This little wasp with remarkably hairy eyes, large stigma and long antennae, a new garden species, was clearly looking for something on the Butterfly bush branch hosting small colonies of Stigmus, Spilomena en Passaloecus digger wasps. Expert Paul Hoekstra pointed me to Dendrocerus, and using the Fergusson’s key [Fergusson 1980] it appears to be D. aphidum [Soortenregister].
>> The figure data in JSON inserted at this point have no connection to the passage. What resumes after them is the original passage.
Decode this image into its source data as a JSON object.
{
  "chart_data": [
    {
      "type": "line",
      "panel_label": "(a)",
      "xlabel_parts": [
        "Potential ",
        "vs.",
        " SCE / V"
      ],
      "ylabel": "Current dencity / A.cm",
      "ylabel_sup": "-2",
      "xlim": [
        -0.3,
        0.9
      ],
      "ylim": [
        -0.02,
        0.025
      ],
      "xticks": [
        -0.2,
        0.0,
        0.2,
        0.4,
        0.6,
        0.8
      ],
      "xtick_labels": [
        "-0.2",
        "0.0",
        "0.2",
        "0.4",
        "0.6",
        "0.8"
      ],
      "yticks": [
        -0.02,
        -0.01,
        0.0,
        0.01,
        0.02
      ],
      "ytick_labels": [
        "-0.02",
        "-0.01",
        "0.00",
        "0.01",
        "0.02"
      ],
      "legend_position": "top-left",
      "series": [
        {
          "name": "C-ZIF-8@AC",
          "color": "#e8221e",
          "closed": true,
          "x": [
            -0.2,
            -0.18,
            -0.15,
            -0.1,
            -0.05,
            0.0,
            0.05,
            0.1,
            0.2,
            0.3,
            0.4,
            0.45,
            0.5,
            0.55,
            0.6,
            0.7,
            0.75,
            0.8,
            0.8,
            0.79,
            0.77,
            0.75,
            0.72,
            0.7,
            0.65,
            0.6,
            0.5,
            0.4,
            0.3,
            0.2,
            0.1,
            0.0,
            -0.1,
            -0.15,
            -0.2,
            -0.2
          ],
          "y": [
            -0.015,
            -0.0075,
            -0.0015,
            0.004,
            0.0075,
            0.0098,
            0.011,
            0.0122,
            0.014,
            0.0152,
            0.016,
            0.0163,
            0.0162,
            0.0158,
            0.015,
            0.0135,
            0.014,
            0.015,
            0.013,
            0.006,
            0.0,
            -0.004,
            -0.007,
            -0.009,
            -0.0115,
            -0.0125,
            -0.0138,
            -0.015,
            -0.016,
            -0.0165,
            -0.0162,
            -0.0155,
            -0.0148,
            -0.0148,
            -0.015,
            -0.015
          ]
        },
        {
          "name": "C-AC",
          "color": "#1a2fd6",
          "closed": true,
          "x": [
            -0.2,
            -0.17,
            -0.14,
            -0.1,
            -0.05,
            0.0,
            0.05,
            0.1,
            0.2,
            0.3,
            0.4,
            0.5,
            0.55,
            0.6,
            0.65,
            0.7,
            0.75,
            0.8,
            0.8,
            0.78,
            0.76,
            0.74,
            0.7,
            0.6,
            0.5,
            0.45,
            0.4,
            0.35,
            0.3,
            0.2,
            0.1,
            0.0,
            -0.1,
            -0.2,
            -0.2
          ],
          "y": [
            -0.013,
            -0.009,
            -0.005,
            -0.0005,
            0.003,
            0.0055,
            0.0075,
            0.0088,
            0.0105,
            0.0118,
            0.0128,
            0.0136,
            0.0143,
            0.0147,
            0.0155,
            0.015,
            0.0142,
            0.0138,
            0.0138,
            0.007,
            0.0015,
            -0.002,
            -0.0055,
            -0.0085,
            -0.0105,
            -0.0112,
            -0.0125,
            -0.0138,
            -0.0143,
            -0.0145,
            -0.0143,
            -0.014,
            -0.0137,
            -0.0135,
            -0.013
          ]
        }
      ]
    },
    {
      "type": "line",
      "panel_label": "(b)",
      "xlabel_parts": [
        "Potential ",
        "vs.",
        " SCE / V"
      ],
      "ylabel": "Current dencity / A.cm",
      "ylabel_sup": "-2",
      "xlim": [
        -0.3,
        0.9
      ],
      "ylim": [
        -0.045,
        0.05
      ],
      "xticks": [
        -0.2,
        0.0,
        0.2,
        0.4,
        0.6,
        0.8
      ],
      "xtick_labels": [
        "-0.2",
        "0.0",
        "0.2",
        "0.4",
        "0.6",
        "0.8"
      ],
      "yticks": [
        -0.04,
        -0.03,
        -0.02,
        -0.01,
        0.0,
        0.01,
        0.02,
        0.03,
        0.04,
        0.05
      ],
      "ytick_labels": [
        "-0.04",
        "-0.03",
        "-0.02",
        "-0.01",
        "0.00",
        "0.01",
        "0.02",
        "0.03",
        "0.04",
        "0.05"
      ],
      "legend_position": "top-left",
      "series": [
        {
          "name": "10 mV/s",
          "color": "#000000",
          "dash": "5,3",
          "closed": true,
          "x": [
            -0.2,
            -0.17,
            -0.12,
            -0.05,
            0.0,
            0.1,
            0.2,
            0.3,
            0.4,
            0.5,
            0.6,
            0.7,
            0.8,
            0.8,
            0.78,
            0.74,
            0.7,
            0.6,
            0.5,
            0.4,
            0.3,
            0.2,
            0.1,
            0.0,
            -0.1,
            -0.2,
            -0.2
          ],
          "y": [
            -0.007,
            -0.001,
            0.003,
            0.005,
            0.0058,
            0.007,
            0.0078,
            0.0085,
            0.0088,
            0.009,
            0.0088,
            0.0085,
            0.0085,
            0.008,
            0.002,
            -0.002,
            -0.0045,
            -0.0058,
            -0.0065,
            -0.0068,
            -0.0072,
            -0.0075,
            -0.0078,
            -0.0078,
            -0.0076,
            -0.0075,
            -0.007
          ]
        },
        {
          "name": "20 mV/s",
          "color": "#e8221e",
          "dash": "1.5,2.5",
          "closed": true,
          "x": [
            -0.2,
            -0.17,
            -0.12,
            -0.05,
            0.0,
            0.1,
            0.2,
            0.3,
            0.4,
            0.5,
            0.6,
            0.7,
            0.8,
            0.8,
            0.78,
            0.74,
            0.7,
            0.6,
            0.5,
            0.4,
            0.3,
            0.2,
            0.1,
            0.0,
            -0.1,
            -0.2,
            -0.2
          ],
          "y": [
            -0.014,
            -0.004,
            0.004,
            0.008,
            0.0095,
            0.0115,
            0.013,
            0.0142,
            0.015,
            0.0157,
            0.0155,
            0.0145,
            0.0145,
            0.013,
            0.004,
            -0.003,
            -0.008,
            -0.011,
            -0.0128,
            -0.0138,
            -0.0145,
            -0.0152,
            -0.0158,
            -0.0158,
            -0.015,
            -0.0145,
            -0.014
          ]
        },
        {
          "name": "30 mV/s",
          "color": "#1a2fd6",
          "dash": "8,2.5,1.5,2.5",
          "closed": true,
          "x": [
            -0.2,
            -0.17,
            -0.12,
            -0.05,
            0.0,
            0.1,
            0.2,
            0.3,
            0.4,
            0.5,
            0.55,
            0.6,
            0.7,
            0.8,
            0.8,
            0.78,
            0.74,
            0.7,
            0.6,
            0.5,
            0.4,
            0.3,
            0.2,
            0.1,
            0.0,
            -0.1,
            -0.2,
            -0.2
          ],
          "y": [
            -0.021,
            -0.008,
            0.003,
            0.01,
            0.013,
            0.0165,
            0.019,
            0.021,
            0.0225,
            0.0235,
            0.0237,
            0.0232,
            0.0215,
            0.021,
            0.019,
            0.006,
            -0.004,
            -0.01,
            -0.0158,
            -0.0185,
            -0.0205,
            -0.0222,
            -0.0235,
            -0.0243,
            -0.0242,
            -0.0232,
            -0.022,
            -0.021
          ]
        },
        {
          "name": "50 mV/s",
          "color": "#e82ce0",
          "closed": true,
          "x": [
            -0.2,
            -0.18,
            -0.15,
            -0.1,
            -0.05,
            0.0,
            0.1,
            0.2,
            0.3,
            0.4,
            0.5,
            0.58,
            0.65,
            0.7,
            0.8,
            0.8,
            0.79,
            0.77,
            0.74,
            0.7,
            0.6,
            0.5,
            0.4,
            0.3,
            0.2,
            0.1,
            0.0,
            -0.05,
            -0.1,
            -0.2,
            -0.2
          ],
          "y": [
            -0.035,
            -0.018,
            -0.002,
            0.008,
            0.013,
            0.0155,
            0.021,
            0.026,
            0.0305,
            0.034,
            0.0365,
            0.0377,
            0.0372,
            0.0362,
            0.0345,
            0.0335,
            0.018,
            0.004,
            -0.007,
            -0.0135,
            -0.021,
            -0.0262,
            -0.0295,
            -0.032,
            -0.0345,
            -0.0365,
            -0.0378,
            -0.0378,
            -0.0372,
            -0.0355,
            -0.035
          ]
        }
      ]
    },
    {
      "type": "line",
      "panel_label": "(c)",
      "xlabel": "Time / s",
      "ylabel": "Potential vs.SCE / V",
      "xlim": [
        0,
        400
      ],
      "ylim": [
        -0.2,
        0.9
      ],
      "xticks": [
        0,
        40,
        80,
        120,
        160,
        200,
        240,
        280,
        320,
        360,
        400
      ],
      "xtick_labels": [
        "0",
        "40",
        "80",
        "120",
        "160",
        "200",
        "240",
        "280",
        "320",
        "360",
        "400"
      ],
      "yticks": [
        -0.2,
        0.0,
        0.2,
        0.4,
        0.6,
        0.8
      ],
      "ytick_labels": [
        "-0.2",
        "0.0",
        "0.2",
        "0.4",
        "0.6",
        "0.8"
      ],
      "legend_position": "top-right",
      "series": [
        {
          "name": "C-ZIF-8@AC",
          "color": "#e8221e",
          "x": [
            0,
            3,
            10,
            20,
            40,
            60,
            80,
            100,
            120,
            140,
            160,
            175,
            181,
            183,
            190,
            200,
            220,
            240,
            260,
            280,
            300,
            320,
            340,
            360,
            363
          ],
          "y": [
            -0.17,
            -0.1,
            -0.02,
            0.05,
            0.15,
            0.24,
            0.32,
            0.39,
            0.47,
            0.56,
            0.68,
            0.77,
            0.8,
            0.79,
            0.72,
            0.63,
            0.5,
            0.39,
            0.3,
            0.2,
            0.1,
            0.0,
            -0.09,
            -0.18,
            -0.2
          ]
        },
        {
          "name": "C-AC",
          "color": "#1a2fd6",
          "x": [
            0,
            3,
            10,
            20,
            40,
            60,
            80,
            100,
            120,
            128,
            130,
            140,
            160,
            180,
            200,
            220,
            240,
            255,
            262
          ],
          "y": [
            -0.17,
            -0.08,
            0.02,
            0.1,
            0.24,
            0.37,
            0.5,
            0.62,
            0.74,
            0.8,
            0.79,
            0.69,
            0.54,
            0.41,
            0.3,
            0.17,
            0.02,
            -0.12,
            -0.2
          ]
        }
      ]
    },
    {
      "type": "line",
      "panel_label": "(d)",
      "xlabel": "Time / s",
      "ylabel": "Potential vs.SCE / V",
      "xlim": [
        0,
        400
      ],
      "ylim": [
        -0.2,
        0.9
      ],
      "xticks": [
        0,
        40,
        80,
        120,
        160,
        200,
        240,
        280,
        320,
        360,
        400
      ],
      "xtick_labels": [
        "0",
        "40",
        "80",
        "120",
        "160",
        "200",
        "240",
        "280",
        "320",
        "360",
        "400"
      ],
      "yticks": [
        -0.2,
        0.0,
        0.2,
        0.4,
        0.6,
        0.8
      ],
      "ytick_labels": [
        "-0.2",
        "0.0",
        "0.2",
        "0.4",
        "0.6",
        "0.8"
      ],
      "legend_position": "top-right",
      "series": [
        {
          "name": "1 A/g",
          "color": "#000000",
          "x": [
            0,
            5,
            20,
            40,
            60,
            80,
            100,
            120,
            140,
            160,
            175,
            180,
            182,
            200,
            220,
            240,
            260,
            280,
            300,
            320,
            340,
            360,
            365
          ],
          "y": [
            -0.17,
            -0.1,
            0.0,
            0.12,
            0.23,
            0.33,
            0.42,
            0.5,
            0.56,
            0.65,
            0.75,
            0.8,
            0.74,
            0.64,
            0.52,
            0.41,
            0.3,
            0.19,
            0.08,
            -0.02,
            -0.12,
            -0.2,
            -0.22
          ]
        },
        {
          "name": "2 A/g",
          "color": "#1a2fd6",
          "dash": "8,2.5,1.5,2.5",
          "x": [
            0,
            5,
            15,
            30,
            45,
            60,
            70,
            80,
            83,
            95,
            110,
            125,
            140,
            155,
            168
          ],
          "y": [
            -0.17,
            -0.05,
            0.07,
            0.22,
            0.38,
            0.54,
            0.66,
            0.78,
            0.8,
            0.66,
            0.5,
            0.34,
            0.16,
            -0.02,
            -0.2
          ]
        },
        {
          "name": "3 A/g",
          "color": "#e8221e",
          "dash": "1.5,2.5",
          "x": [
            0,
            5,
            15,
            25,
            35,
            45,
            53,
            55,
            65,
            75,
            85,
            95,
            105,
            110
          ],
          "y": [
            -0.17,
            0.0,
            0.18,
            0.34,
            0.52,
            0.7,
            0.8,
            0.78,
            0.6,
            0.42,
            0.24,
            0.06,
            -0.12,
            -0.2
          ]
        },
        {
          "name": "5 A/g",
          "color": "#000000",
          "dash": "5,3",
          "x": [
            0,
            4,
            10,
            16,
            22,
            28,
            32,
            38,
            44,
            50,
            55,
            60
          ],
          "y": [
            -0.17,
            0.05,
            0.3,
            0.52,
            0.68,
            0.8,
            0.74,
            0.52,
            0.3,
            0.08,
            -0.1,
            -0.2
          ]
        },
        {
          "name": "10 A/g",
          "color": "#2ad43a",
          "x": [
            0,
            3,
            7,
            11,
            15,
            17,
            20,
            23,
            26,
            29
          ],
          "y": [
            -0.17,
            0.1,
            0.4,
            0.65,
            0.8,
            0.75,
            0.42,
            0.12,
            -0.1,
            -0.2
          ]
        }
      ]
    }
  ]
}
Dendrocerus is a parasitic group idiobiont hyper-ectoparasitoids on parasitoids of aphids (APHIDIDAE) that they find in aphid mummies [Mackauer & Chow 2016]. Both Passaloecus as well as Stigmus use aphids for their brood. Caught parasitised aphids can develop into a mummy within the digger wasp nest, so maybe she was looking for those; although she has not been observed entering a digger wasp nest.

Literature
Fergusson 1980 Fergusson, N. D. M., 1980. A revision of the British species of Dendrocerus Ratzeburg (Hymenoptera: Ceraphronoidea) with a review of their biology as aphid hyperparasites. Bulletin of the British Museum (Natural History) Entomology, 41, 255-314.Mackauer & Chow 2016 Mackauer, M., & Chow, A., 2016. Females of the parasitoid wasp, Dendrocerus carpenteri (Hymenoptera: Megaspilidae), adjust offspring sex allocation when competing for hosts. European Journal of Entomology, 113.